Par Denis Collin • Actualités • Dimanche 29/12/2013 • 0 commentaires  • Lu 2345 fois • Version imprimable


« Révolution fiscale », voilà l'objectif politique central que Mélenchon et le PG avaient fixé il y a peu de temps. La « gauche » du Parti Socialiste vient de présenter son programme pour une réforme radicale de la fiscalité. Jean-Marc Ayrault, pour se sortir de la crise née de l'application de l'écotaxe, a promis une remise à plat de tout le système des impôts et taxes dans notre pays. Voilà donc la vieille Union de la Gauche en voie de reconstitution ! Essayons de voir un peu plus clair dans ces proclamations guerrières qui prétendent donner une réponse à la revendication de la droite et du MEDEF dénonçant les impôts « confiscatoires » qui plomberaient le dynamisme économique de notre pays.

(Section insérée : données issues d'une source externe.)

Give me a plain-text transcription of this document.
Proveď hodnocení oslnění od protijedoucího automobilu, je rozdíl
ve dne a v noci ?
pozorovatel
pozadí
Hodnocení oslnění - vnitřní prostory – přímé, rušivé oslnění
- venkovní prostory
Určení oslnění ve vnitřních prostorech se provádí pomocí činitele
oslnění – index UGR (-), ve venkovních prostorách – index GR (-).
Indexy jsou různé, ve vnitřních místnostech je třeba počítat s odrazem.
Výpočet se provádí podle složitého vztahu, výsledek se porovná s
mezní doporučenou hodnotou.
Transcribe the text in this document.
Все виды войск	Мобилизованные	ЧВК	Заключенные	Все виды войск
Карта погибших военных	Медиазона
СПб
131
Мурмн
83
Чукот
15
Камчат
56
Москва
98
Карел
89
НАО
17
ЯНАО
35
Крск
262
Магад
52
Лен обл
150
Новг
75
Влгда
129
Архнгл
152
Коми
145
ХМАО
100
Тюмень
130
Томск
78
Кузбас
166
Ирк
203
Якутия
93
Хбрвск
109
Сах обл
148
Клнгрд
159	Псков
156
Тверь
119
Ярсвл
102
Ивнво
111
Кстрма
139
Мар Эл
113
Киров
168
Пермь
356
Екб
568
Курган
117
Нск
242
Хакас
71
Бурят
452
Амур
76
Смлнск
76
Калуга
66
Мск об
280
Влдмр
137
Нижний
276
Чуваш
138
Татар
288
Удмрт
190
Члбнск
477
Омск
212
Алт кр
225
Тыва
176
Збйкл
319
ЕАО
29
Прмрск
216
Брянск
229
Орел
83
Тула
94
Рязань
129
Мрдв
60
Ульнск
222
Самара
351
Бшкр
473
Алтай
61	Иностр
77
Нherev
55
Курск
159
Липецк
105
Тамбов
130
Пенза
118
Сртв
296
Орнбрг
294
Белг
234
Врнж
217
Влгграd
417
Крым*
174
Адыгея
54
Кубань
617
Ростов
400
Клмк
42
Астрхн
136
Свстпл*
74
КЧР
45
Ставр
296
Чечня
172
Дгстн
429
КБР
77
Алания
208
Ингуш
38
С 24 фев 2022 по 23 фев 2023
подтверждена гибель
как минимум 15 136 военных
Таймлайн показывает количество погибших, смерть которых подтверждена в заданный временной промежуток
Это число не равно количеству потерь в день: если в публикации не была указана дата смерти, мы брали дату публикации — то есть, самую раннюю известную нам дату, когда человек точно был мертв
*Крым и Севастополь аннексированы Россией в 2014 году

Comme toujours, le mieux est de partir des questions de principes. Tout se passe comme si, aujourd'hui, il y avait seulement deux camps : les partisans de l'impôt (la « gauche ») et les adversaires de l'impôt (la droite). Chez les partisans du PS, toute revendication contre l'impôt est assimilée à du « libéralisme » voire à du « poujadisme ». Quand Plenel se plaint qu'on veuille saigner les sites en ligne, et au premier chef Mediapart. parce qu'on leur appliquera le taux maximum de TVA (19,6 %) au lieu des 2,6 % en moyenne appliqués à la presse écrite, le voilà renvoyé dans les cordes et assimilé aux « libéraux ». Disons-le franchement : tout cela s'inscrit dans des manœuvres d'intoxication qui visent à éviter que ne soient posées les questions qui fâchent, c'est-à-dire la question des rapports de production. En effet, quel que soit le gouvernement, il prélève des impôts pour que l’État soit en mesure d'accomplir ses fonctions, dont certaines incomberaient à tout État – de l'entretien de routes à l'instruction publique – et dont d'autres correspondent strictement aux fonctions de l'État bourgeois (défense de l’ordre impérialiste, par exemple). De ce point de vue, l'État minimal rêvé par les libertariens et les plus radicaux des libéraux est une rêverie. La dépense publique et donc les impôts sont le carburant indispensable de la machine capitaliste et depuis plus d'un siècle. L'impôt en soi n'est donc pas plus de gauche que de droite.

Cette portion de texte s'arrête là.